UHRCT can improve in- and through-plane spatial resolution compared with conventional MDCT and achieve the maximal spatial resolution of approximately 0.15 mm, mainly due to the improved detector system and x-ray focus [5, 6]. In the present study, use of UHRCT significantly improved delineation of all high-contrast, fine, and critical anatomical structures on temporal bone CT compared with conventional MDCT. Yamashita et al. [11] demonstrated that only the stapedius tendon was more clearly visualized on temporal bone CT by UHRCT than by 320-detector CT. However, all other anatomical structures were similarly visualized between both, possibly due to the use of a 512-matrix size also for UHRCT, different from the situation in our study (i.e., 1024-matrix size).

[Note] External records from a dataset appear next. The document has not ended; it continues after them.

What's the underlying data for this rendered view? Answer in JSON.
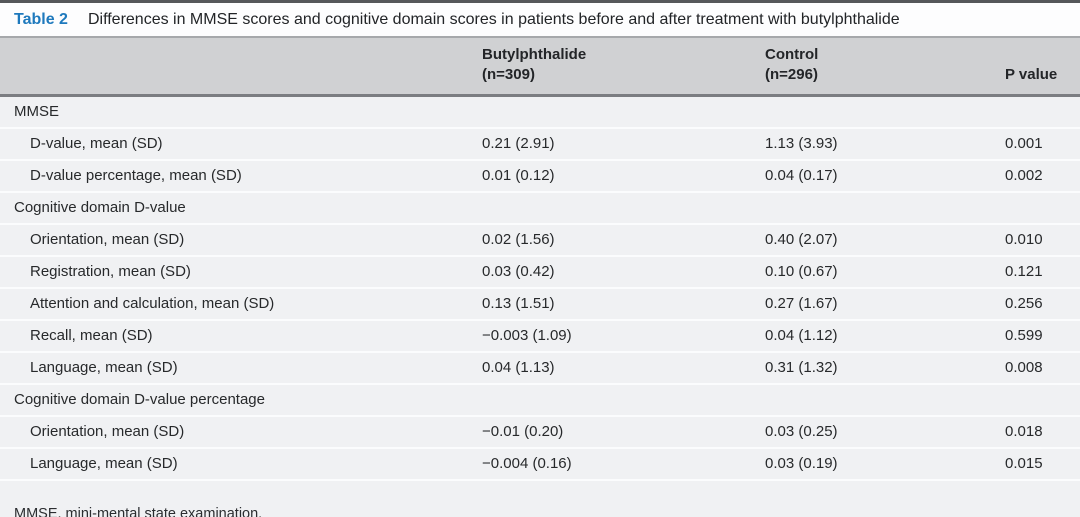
{
  "table": {
    "label": "Table 2",
    "title": "Differences in MMSE scores and cognitive domain scores in patients before and after treatment with butylphthalide",
    "header": {
      "col1": "",
      "col2_line1": "Butylphthalide",
      "col2_line2": "(n=309)",
      "col3_line1": "Control",
      "col3_line2": "(n=296)",
      "col4": "P value"
    },
    "rows": [
      {
        "type": "section",
        "label": "MMSE"
      },
      {
        "type": "data",
        "label": "D-value, mean (SD)",
        "butylphthalide": "0.21 (2.91)",
        "control": "1.13 (3.93)",
        "p": "0.001"
      },
      {
        "type": "data",
        "label": "D-value percentage, mean (SD)",
        "butylphthalide": "0.01 (0.12)",
        "control": "0.04 (0.17)",
        "p": "0.002"
      },
      {
        "type": "section",
        "label": "Cognitive domain D-value"
      },
      {
        "type": "data",
        "label": "Orientation, mean (SD)",
        "butylphthalide": "0.02 (1.56)",
        "control": "0.40 (2.07)",
        "p": "0.010"
      },
      {
        "type": "data",
        "label": "Registration, mean (SD)",
        "butylphthalide": "0.03 (0.42)",
        "control": "0.10 (0.67)",
        "p": "0.121"
      },
      {
        "type": "data",
        "label": "Attention and calculation, mean (SD)",
        "butylphthalide": "0.13 (1.51)",
        "control": "0.27 (1.67)",
        "p": "0.256"
      },
      {
        "type": "data",
        "label": "Recall, mean (SD)",
        "butylphthalide": "−0.003 (1.09)",
        "control": "0.04 (1.12)",
        "p": "0.599"
      },
      {
        "type": "data",
        "label": "Language, mean (SD)",
        "butylphthalide": "0.04 (1.13)",
        "control": "0.31 (1.32)",
        "p": "0.008"
      },
      {
        "type": "section",
        "label": "Cognitive domain D-value percentage"
      },
      {
        "type": "data",
        "label": "Orientation, mean (SD)",
        "butylphthalide": "−0.01 (0.20)",
        "control": "0.03 (0.25)",
        "p": "0.018"
      },
      {
        "type": "data",
        "label": "Language, mean (SD)",
        "butylphthalide": "−0.004 (0.16)",
        "control": "0.03 (0.19)",
        "p": "0.015"
      }
    ],
    "footnote": "MMSE, mini-mental state examination."
  },
  "colors": {
    "accent_blue": "#1e79bd",
    "header_band": "#d0d1d3",
    "body_band": "#f0f1f3",
    "top_rule": "#55575a",
    "header_rule": "#7b7d81",
    "title_rule": "#a6a8ab",
    "bottom_rule": "#cfd0d2",
    "text": "#27292b"
  }
}
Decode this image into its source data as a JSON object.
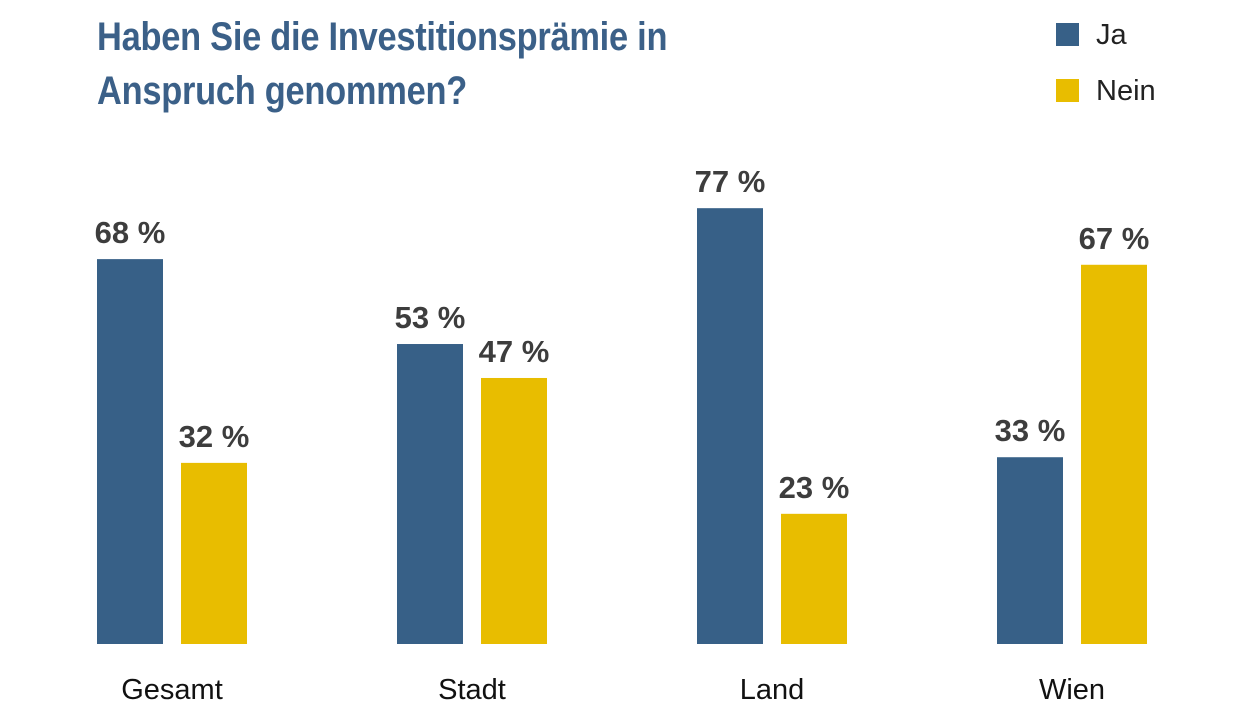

Dehiscence is known to be identified in the facial nerve canal and tympanic tegmen even in normal cases [15,16,17]. The incidence of dehiscence of both the facial nerve canal and tympanic tegmen was higher by conventional MDCT than by UHRCT, although not significantly for Reviewer 1, possibly resulting from a greater partial volume effect due to lower spatial resolution in conventional MDCT. According to published data from cadaveric and surgical studies [15, 18,19,20,21], the incidence of facial nerve canal dehiscence ranged from 25 to 74%. According to published data from cadaveric studies, the incidence of tympanic tegmen dehiscence was reported as 20% [16, 17]. Thus, dehiscence of both the facial nerve canal and tympanic tegmen might have been overestimated by Reviewer 2 using conventional MDCT alone, as that Reviewer had less experience with temporal bone CT interpretation.

We performed helical scanning and reconstructed 0.6-mm-slice images by filtered back-projection as per our clinical routine examinations. Use of axial or volume scanning for decreasing artifacts related to helical scanning and a thinner slice thickness for improving spatial resolution, if necessary, without increasing image noise by hybrid or model-based iterative reconstruction can not only further improve delineation of the aforementioned structures and diagnostic accuracy of the dehiscence of both the anatomies, but can also achieve visualization of more subtle structures such as mucosal folds of the middle ear.

Mean volume CT dose index by conventional MDCT without using automatic exposure control (tube current-exposure time product: 187.5 mAs) was lower than that in previous studies [1, 11], but significantly higher than that by UHRCT in our study. Mean volume CT dose index by conventional MDCT was higher, but that by UHRCT was lower than the diagnostic reference levels for head CT (56–85 mGy) in the United States, European countries, and Japan [22,23,24]. Use of axial or volume scanning and hybrid or model-based iterative reconstruction may further reasonably reduce radiation dose by UHRCT. Whereas quantitative image noise was greater by UHRCT with better spatial resolution than by conventional MDCT, the use of the iterative reconstruction can also reduce the noise.

Our study was limited in the retrospective design and inclusion of only a small study population from a single institution. We only used the single scan and reconstruction protocol for temporal bone CT. Use of different scan and reconstruction protocols may affect the study results. The diagnosis of dehiscence of the facial nerve canal and the tympanic tegmen by temporal bone CT was not surgically confirmed. Intervals between conventional MDCT and UHRCT examinations were long (median, 13.5 months) due to the retrospective nature of the study, although shorter-interval examinations would not be practical due to the increased radiation exposure. Although we only evaluated the delineation of normal anatomical structures on temporal bone CT, further studies are needed to assess diagnostic performance for middle ear diseases such as cholesteatoma and otosclerosis. However, a comparison of diagnostic performance between conventional MDCT and UHRCT in the same patients is challenging, as these diseases are likely to change over time.

In conclusion, the latest UHRCT increases image noise but appears useful by offering sharper, clearer, more continuous delineation of fine anatomical structures in routine temporal bone CT scanning with higher spatial resolution compared with conventional MDCT. These benefits are mainly due to the improved detector system and x-ray focus.